Very early on in SCDigest's history, which dates to September 2003, I remember writing an article about the many different bar code labels on some item we purchased from I believe the JC Penney catalog for store pick-up.
I cannot find that original piece, but I remember it was a crazy number of labels, and the box looked like a ransom note of bar codes applied by a number of different supply chain players involve in making, store, shipping, delivering and receiving that item in-store.
So where do we stand in 2017? Better, I would say, but it's still interesting.
I recently ordered an HP inkjet printer for my wife from Amazon.com. Naturally, on the outside of the box was a 4x6-inch Amazon shipping label with all the delivery information (address, etc.), plus a USPS tracking system bar code at the bottom, as you see here.
I can't recall if Amazon ever used a shipping label that contains another label in case a return is needed that is like embedded underneath the main shipping label construction, but they certainly don't any more. You submit the return request on-line and then print out your own return label.
That makes sense for at least two reasons: first, the embedded return label is far more expensive than the basic 4x6 variety, and a relatively small percent of customers in general request returns. So that is a lot of expense on every label for a convenience only of benefit for those customers needing a return.
Second, in theory at least, the on-line approach means Amazon can make real time decisions about where to send the return and what carrier to use.
Next, there is about a 2.5x3-inch HP label with bar coded product serial, HP SKU and UPC numbers, along with some related human readable text, as shown below.
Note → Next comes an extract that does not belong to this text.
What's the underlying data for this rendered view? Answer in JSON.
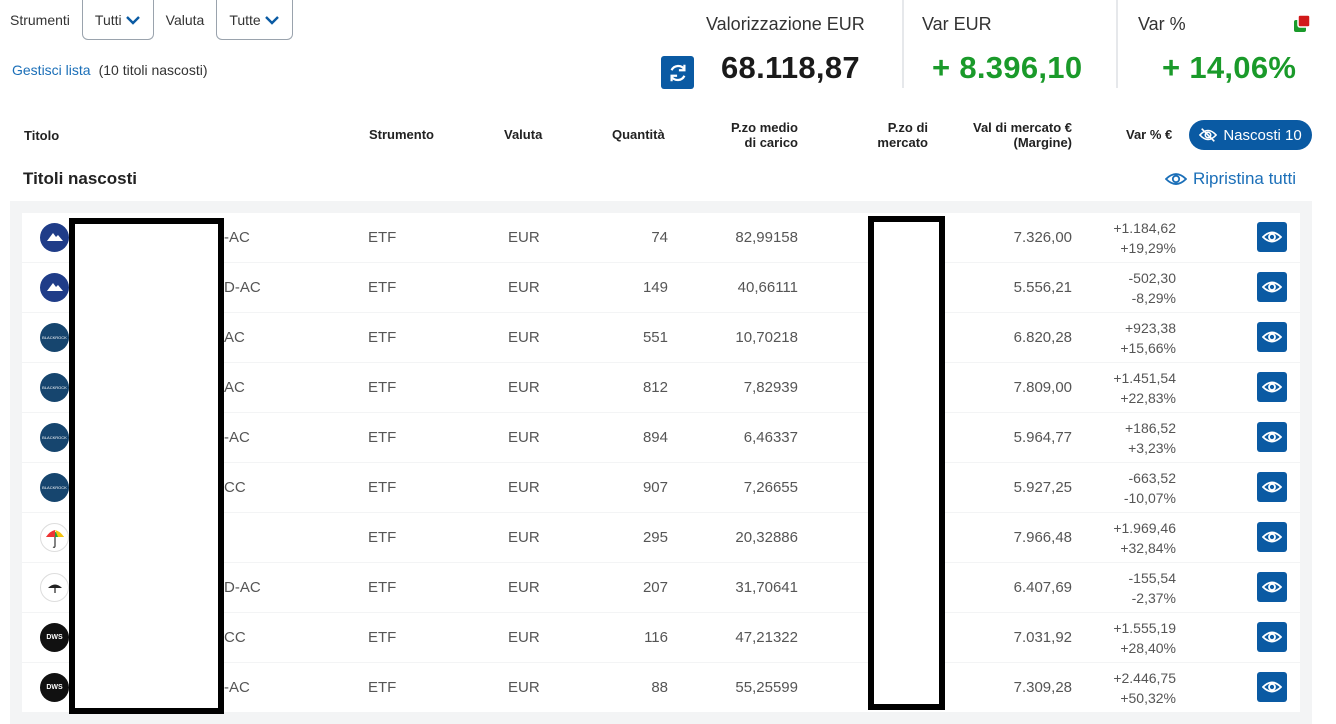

That of course is to be expected.Now as seen here, there are two more small bar code labels that have been applied on the inside of the top flap. One is a serial number bar code. I am fairly confident the serial number label is simply grabbed and applied from a pre-printed roll of sequential numbers, and then is scanned to generate the 2.5x3 label on the outside of the box as described above.
I am not sure what the other label/bar code is. It is not the SKU number, and has a structure somewhat like a serial number, but can't be another serial number, so I do not know what it is or why it is needed.
Finally, on the outside of the box is one more label with a bar code. The number encoded is odd, and it was obviously hand applied, so I am not sure at all what this label is, but suspect it was added and I assume scanned either by a 3PL involved in shipping the product or by one of the carriers involved in its transit.
So there you have it. Five total bar code labels, three of which have a clear purpose and two of which are more mysterious. I have to wonder that even if someday RFID really starts to take over that we will still need most of these same labels to provide the human readable info that helps humans process the information and provide a back-up in case the RFID chip fails.
Bar codes will be with us for a long time, I am sure of that.